Real life ghost ship – a fantastic location to set a story

6 Jun

From the ‘fact is stranger than fiction’ file, comes the story of SS Baychimo.

The Baychimo was a steel hulled ship, abandoned in arctic ice in 1931.

She was spotted again, still floating along, in 1933.

And 1934.

And 1935.

And 1939.

Amazingly, after more than three decades, she was seen again in 1962 and again in 1969.

No one knows whether she is STILL floating out there!
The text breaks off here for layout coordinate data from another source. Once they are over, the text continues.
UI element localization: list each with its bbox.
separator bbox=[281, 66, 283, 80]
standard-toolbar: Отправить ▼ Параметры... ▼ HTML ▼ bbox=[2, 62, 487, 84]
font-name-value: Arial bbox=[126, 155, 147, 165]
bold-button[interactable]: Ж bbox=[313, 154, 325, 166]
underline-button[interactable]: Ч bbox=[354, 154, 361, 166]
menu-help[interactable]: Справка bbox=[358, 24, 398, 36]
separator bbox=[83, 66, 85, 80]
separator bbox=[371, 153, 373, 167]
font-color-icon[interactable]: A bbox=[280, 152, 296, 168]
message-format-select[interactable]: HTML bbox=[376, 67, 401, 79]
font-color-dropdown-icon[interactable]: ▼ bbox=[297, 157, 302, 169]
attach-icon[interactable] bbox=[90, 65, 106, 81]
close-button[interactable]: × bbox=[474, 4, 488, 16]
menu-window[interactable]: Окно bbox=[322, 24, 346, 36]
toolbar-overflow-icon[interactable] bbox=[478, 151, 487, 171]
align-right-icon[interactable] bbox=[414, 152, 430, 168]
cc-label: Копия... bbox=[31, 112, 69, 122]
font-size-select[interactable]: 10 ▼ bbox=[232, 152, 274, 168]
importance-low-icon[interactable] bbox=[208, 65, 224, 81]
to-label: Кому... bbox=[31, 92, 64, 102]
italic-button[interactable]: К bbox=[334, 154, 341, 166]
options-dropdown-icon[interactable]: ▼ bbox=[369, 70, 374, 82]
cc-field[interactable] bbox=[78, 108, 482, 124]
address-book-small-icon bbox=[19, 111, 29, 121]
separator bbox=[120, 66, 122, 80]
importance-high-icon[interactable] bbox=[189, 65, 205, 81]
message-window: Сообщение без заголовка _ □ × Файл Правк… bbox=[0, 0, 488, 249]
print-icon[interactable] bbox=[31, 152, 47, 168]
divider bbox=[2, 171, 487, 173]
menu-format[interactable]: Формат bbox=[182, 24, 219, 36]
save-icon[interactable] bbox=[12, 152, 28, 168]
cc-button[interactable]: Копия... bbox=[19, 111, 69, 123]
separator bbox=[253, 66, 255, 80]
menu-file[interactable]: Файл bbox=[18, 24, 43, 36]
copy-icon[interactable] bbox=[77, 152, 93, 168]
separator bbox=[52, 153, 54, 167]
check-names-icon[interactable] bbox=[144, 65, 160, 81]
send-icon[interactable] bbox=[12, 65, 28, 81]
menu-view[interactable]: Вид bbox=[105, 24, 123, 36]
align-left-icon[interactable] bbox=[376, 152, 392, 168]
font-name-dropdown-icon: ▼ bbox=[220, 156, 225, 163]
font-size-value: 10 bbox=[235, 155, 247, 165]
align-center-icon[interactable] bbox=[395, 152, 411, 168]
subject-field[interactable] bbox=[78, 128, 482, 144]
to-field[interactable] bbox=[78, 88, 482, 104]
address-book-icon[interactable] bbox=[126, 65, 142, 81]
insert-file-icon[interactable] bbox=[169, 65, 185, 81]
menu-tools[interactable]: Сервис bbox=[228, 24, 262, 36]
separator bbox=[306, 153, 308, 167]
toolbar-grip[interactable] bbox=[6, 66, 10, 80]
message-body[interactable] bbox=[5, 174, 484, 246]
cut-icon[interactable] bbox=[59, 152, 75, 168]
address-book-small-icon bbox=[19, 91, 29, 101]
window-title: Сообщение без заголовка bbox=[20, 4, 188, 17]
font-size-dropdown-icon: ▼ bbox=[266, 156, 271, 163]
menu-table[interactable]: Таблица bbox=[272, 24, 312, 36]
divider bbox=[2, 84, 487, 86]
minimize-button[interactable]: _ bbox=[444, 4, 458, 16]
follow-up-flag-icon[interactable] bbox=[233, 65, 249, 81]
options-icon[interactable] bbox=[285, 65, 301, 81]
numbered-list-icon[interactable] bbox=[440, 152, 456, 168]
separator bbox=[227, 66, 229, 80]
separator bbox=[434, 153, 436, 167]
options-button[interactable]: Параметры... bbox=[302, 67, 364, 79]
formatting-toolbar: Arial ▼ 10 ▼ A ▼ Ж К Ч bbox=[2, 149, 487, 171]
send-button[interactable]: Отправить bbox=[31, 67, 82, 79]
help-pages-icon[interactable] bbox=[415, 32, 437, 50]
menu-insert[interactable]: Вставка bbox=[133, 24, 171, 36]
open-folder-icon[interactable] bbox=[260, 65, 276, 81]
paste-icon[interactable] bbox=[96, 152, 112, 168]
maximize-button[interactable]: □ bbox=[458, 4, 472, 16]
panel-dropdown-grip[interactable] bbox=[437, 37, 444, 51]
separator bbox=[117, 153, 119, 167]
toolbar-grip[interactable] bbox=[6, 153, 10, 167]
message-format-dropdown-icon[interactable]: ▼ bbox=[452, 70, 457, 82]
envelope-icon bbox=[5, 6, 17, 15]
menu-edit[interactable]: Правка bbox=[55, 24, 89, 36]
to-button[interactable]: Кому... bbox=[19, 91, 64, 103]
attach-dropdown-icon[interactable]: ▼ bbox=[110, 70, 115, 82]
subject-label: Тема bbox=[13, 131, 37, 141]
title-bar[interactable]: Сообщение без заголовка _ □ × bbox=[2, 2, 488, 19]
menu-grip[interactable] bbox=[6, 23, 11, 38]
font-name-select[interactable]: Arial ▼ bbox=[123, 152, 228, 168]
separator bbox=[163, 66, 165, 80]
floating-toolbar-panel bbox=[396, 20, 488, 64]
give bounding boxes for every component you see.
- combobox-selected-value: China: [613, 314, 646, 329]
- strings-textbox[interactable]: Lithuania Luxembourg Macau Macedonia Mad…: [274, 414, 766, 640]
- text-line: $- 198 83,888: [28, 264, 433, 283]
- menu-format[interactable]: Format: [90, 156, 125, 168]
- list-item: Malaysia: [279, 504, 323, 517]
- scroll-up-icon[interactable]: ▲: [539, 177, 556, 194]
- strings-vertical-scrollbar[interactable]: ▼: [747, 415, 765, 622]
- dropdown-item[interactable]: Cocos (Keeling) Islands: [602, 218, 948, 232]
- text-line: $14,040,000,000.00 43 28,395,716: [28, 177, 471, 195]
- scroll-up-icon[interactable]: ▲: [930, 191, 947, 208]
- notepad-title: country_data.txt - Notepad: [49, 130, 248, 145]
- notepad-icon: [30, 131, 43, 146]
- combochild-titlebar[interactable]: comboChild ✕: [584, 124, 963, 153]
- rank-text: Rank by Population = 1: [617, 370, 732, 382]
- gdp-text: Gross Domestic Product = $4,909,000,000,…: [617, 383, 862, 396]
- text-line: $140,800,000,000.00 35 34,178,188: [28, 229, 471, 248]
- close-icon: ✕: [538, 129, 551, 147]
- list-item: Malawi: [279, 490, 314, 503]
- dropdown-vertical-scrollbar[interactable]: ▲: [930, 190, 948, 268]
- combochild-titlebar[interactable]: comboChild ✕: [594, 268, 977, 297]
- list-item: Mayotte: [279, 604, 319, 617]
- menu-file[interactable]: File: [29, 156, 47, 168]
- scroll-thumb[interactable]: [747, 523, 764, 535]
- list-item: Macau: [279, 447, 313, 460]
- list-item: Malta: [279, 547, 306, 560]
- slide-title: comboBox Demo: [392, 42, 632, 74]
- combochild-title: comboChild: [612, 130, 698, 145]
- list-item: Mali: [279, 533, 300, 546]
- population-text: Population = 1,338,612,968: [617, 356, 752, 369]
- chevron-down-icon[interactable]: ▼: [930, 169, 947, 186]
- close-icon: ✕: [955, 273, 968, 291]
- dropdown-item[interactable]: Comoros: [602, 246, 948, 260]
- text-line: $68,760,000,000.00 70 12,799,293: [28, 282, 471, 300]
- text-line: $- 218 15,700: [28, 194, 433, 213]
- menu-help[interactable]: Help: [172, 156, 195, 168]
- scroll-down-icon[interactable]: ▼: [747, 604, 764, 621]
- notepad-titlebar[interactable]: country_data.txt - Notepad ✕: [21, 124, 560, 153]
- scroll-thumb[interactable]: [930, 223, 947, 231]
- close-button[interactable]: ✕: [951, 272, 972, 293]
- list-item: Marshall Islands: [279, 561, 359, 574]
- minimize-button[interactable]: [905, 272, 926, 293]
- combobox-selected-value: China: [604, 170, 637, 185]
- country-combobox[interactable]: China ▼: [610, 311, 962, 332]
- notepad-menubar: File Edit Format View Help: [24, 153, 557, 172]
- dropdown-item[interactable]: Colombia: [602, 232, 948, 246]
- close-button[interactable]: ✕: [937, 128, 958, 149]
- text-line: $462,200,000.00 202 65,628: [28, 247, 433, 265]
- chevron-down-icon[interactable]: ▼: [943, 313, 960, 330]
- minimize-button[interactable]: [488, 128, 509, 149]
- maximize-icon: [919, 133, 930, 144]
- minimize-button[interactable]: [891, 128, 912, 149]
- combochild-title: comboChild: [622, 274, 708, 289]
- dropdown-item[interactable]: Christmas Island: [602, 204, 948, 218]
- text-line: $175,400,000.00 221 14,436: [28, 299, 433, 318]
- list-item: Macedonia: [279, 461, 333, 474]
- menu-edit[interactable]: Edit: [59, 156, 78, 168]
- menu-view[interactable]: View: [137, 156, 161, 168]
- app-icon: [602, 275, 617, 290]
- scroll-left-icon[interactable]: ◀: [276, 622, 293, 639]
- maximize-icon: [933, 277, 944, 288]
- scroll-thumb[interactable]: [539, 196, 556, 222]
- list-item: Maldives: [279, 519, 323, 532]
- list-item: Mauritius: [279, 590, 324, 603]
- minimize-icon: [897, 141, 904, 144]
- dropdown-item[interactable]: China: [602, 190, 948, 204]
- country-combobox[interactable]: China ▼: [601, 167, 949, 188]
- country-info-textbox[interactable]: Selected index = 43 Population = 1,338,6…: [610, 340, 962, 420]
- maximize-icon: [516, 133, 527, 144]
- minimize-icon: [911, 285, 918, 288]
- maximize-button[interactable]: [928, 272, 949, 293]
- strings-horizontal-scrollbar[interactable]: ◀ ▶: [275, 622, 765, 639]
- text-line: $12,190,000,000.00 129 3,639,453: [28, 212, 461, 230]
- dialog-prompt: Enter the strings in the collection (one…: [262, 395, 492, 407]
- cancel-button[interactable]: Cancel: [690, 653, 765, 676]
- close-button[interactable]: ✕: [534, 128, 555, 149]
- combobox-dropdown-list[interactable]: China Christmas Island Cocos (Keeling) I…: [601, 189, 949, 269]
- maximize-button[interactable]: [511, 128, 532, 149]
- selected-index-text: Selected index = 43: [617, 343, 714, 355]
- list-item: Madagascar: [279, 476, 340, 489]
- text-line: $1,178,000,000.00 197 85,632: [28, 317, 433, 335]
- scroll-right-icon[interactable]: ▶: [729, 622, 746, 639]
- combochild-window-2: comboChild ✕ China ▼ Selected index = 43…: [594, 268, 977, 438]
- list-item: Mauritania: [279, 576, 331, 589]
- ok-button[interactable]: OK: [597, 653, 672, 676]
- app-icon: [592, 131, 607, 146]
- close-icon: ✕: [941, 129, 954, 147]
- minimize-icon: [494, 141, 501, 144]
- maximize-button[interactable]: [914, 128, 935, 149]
There’s a short article on wikipedia, and the following article from Popular Science in 1936:

Locked five years in the grip of the polar ice pack, the steel trading ship Baychimo still defies the ravages of towering masses of pressure ice somewhere off the northwest coast of Alaska. Once the pride of the Hudson’s Bay Company’s fleet, the ill-fated steamer regularly transported valuable furs from the Arctic Ocean around the Alaskan coast to Vancouver, British Columbia, Canada. In 1931, the 1,300-ton boat became lodged in the grinding ice pack and was abandoned by its crew. High winds and a phenomenal rise in temperature broke up the ice and carried the ship off, and it was only after weeks of search that the Baychimo was located again. At the risk of their lives, the crew transferred most of the million-dollar fur cargo to dog sledges, and left the ship to the mercy of the arctic. Although no vessel had ever been known to withstand the grinding polar ice for more than two winters, Alaskan natives recently sighted a ship believed to be the Baychimo, still miraculously riding the frozen seas. When last boarded, in 1933, the derelict appeared to be practically unharmed. Aboard the vessel there lies a priceless collection of anthropological specimens gathered by Richard Finnie on a Canadian scientific expedition.